Deutsche Firmen leiden bereits unter dem Brexit, insbesondere Autohersteller und Zulieferer. Viele Firmen haben ihre Wachstumspläne erst einmal ad acta gelegt. Doch den britischen Markt aufgeben wollen sie nicht.

Von Christiane Kaiser-Neubauer

Die Vorbereitungen laufen auf Hochtouren. Ende April trifft sich die europäische Transport- und Logistikbranche im Nordwesten Englands zur Birmingham Commercial Vehicle Show. Mit dabei auf der britischen Nutzfahrzeugmesse ist die bayerische Firma Sortimo. Für den Fahrzeugausstatter, der bereits in den 1990er-Jahren nach Großbritannien expandierte, ist die Messe ein Pflichttermin. Besonders jetzt, wenige Monate nach dem Brexit-Entscheid.

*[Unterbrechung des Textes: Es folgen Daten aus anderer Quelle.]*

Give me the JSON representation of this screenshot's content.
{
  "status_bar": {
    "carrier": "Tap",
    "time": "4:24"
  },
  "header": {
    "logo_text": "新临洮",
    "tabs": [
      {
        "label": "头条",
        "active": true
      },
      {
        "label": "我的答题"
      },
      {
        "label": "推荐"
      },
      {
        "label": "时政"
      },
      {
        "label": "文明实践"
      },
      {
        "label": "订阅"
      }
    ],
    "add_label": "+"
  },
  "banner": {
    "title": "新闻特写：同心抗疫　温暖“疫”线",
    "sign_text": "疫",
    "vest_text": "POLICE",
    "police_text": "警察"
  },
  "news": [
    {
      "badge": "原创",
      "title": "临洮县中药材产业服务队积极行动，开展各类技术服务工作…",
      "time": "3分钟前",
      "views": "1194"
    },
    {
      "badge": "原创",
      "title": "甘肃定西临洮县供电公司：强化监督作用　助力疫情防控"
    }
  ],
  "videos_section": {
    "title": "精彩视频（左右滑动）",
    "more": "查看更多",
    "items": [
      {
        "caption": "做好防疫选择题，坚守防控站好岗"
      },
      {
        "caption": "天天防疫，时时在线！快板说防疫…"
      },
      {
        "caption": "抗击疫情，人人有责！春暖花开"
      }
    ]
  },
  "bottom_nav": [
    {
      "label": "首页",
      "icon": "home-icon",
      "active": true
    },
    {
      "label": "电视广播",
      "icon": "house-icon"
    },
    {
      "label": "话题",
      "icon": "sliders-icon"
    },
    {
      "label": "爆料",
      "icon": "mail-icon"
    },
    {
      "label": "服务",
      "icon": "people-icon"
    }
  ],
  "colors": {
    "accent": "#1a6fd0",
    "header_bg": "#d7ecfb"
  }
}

"Es ist noch völlig unklar, wann der Austritt Großbritanniens aus der EU tatsächlich erfolgt. Es ist daher nicht die Zeit für Aktionismus", sagt Frederic Strass, Leiter des internationalen Geschäfts von Sortimo. Stattdessen will man sich an den Standorten in Warrington und Birmingham auf das Tagesgeschäft konzentrieren. Rund 550 bayerische Unternehmen sind wie Sortimo mit Niederlassungen in Großbritannien präsent. Bundesweit sind es 2500 Firmen, die am Ort rund 400 000 Mitarbeiter beschäftigen. Sie alle müssen mit Umsatzeinbußen durch den Austritt Großbritanniens aus der EU rechnen.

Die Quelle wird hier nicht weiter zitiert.